Back to the list: How could I have forgotten Dave Edmunds or Dr. Feelgood...
OK Ben, I'll step in here...
Jay, let's not get too far out of bounds here - "BTBW" is from '68, and Boston didn't come out until '77, if I remember correctly (and trust me, I've tried to forget! :-).
Looking back through the nominations, I see no one has mentioned Bob Marley & The Wailers by name. Collective ganja fog, no doubt...
He wasn't. Double wow! (Jim McCartey was the ex-Yarbird guitar player.) Since the Cactus rhythm section was Tim Bogert and Carmen Appice - as in B(eck) B(ogert) & A(ppice) - the confusion is understandable.

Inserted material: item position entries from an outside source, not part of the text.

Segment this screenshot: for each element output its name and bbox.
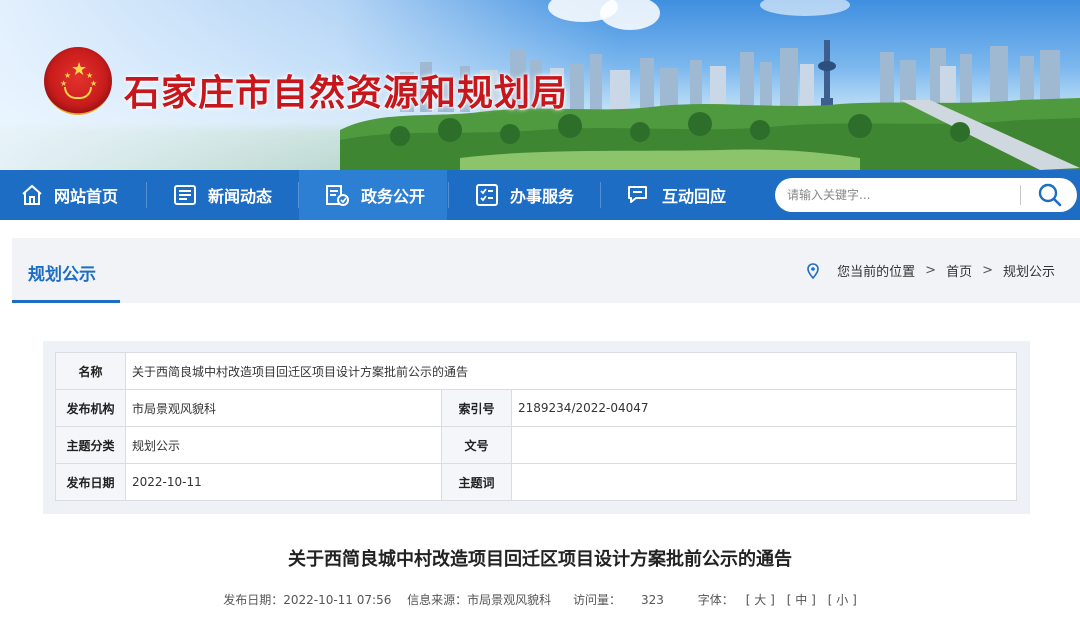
section-title-underline xyxy=(12,300,120,303)
chat-icon xyxy=(628,186,647,203)
breadcrumb-current-link[interactable]: 规划公示 xyxy=(1003,261,1055,280)
table-row: 发布日期 2022-10-11 主题词 xyxy=(55,463,1017,501)
breadcrumb-separator: > xyxy=(982,263,993,278)
open-government-icon xyxy=(326,185,349,206)
search-icon[interactable] xyxy=(1031,182,1069,208)
article-views: 访问量： 323 xyxy=(567,593,670,607)
nav-item-interaction[interactable]: 互动回应 xyxy=(626,170,750,220)
nav-item-label: 新闻动态 xyxy=(208,187,273,206)
doc-number-label: 文号 xyxy=(441,426,512,464)
document-info-table: 名称 关于西简良城中村改造项目回迁区项目设计方案批前公示的通告 发布机构 市局景… xyxy=(55,352,1017,501)
publish-date-value: 2022-10-11 xyxy=(125,463,442,501)
search-divider xyxy=(1020,185,1021,205)
national-emblem-icon: ★ ★ ★ ★ ★ xyxy=(44,47,112,115)
category-value: 规划公示 xyxy=(125,426,442,464)
breadcrumb-separator: > xyxy=(925,263,937,278)
nav-divider xyxy=(448,182,449,208)
category-label: 主题分类 xyxy=(55,426,126,464)
breadcrumb: 您当前的位置 > 首页 > 规划公示 xyxy=(807,261,1055,280)
cloud xyxy=(760,0,850,16)
nav-item-label: 互动回应 xyxy=(662,187,727,206)
article-meta: 发布日期：2022-10-11 07:56 信息来源：市局景观风貌科 访问量： 3… xyxy=(0,591,1080,608)
nav-item-news[interactable]: 新闻动态 xyxy=(172,170,296,220)
location-pin-icon xyxy=(807,262,819,279)
keyword-label: 主题词 xyxy=(441,463,512,501)
section-title: 规划公示 xyxy=(28,265,96,285)
index-value: 2189234/2022-04047 xyxy=(511,389,1017,427)
article-title: 关于西简良城中村改造项目回迁区项目设计方案批前公示的通告 xyxy=(288,549,792,570)
table-row: 主题分类 规划公示 文号 xyxy=(55,426,1017,464)
font-size-small-button[interactable]: [ 小 ] xyxy=(828,593,857,607)
news-icon xyxy=(174,185,196,205)
publish-date-label: 发布日期 xyxy=(55,463,126,501)
nav-item-government-affairs[interactable]: 政务公开 xyxy=(299,170,447,220)
publisher-label: 发布机构 xyxy=(55,389,126,427)
header-banner: ★ ★ ★ ★ ★ 石家庄市自然资源和规划局 xyxy=(0,0,1080,170)
table-row: 名称 关于西简良城中村改造项目回迁区项目设计方案批前公示的通告 xyxy=(55,352,1017,390)
nav-item-home[interactable]: 网站首页 xyxy=(20,170,144,220)
home-icon xyxy=(22,184,42,205)
index-label: 索引号 xyxy=(441,389,512,427)
font-size-large-button[interactable]: [ 大 ] xyxy=(746,593,775,607)
nav-divider xyxy=(600,182,601,208)
nav-item-label: 政务公开 xyxy=(361,187,426,206)
name-label: 名称 xyxy=(55,352,126,390)
font-size-label: 字体： xyxy=(697,593,734,607)
nav-item-label: 办事服务 xyxy=(510,187,575,206)
views-count: 323 xyxy=(641,593,664,607)
breadcrumb-prefix: 您当前的位置 xyxy=(837,265,916,280)
font-size-medium-button[interactable]: [ 中 ] xyxy=(787,593,816,607)
views-label: 访问量： xyxy=(573,593,622,607)
search-input[interactable] xyxy=(787,185,1017,205)
section-header: 规划公示 您当前的位置 > 首页 > 规划公示 xyxy=(12,238,1080,303)
service-icon xyxy=(476,184,498,206)
document-info-panel: 名称 关于西简良城中村改造项目回迁区项目设计方案批前公示的通告 发布机构 市局景… xyxy=(43,341,1030,514)
publisher-value: 市局景观风貌科 xyxy=(125,389,442,427)
search-box xyxy=(775,178,1077,212)
article-publish-date: 发布日期：2022-10-11 07:56 xyxy=(223,593,392,607)
keyword-value xyxy=(511,463,1017,501)
nav-divider xyxy=(146,182,147,208)
doc-number-value xyxy=(511,426,1017,464)
name-value: 关于西简良城中村改造项目回迁区项目设计方案批前公示的通告 xyxy=(125,352,1017,390)
breadcrumb-home-link[interactable]: 首页 xyxy=(946,261,972,280)
article-source: 信息来源：市局景观风貌科 xyxy=(407,593,552,607)
cloud xyxy=(600,0,660,30)
nav-item-services[interactable]: 办事服务 xyxy=(474,170,598,220)
site-title[interactable]: 石家庄市自然资源和规划局 xyxy=(124,64,568,116)
table-row: 发布机构 市局景观风貌科 索引号 2189234/2022-04047 xyxy=(55,389,1017,427)
nav-item-label: 网站首页 xyxy=(54,187,119,206)
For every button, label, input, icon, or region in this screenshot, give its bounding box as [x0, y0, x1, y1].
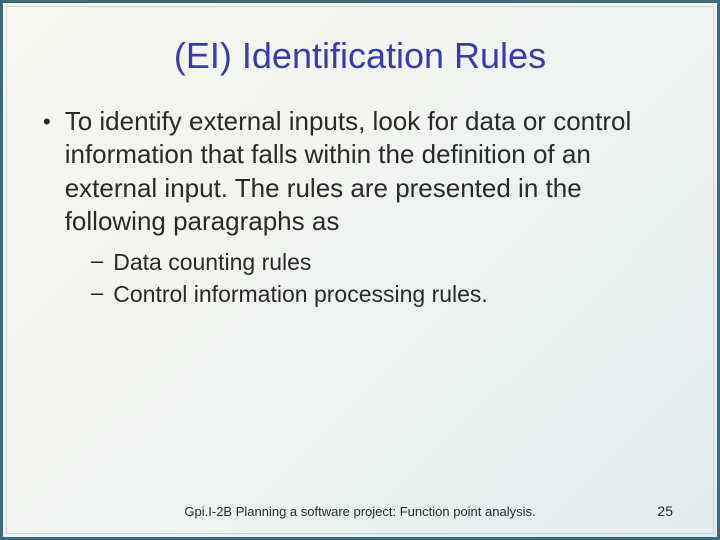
page-number: 25	[657, 503, 673, 519]
sub-bullet-list: – Data counting rules – Control informat…	[91, 248, 677, 310]
dash-icon: –	[91, 248, 103, 274]
sub-bullet: – Control information processing rules.	[91, 280, 677, 310]
dash-icon: –	[91, 280, 103, 306]
slide-body: (EI) Identification Rules • To identify …	[6, 6, 714, 534]
main-bullet: • To identify external inputs, look for …	[43, 105, 677, 238]
sub-bullet-text: Control information processing rules.	[113, 280, 488, 310]
main-bullet-text: To identify external inputs, look for da…	[65, 105, 677, 238]
footer-text: Gpi.I-2B Planning a software project: Fu…	[7, 504, 713, 519]
bullet-dot-icon: •	[43, 109, 51, 135]
slide-title: (EI) Identification Rules	[43, 35, 677, 77]
sub-bullet-text: Data counting rules	[113, 248, 311, 278]
sub-bullet: – Data counting rules	[91, 248, 677, 278]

Yes, Kiss did have some half-decent songs, and even a half-decent album (Destroyer), but I must be just a couple of years younger than Waltersalas, and I can truthfully say (not pridefully say) that I didn't like them even a little back in the day. However, I was definitely a weird kid: grew up on The Beatles and Elvis, and was buying Howlin' Wolf records by the time I hit junior high school. Most hard rock from the late 60's onward (that I heard) didn't do it for me - in fact it turned me off. When all the other kids were heavy into Boston, Foreigner, Kiss, Frampton, Aerosmith, Bad Company, Led Zep, et al, I was digging back into the early Who and Little Walter. It was only when I first heard "Allison" and "Psycho Killer" on free-form FM that I became interested in what was going on in current rock. Of course, I wasn't listening to Iggy or The Dolls in the early 70's either, but my whole tolerance for hard rock and heavy metal slowly increased as I got more into Zep and especially Hendrix and latter-day Stones during high school (for better or for worse). It wasn't so much the sound (although I don't like guitar-wanking - I like songs and feeling) that kept me away, as it was the whole aesthetic of cock-rock posing and high-times lifestylin'(not to mention stupid lyrics), all of which made me a prime candidate for punk when I finally got exposed to it around the tail-end of the first British wave, which led back to Iggy and Lou, etc. But I still like '67-and-backwards the best, and The Beatles still make everything else sound stupid.

(BTW, one my fav bands as a kid and today, whose heyday began in '69 but covered the early 70's, is I believe not on the list yet: The Jackson Five. No matter what Michael has done since Thriller - J5 forever!)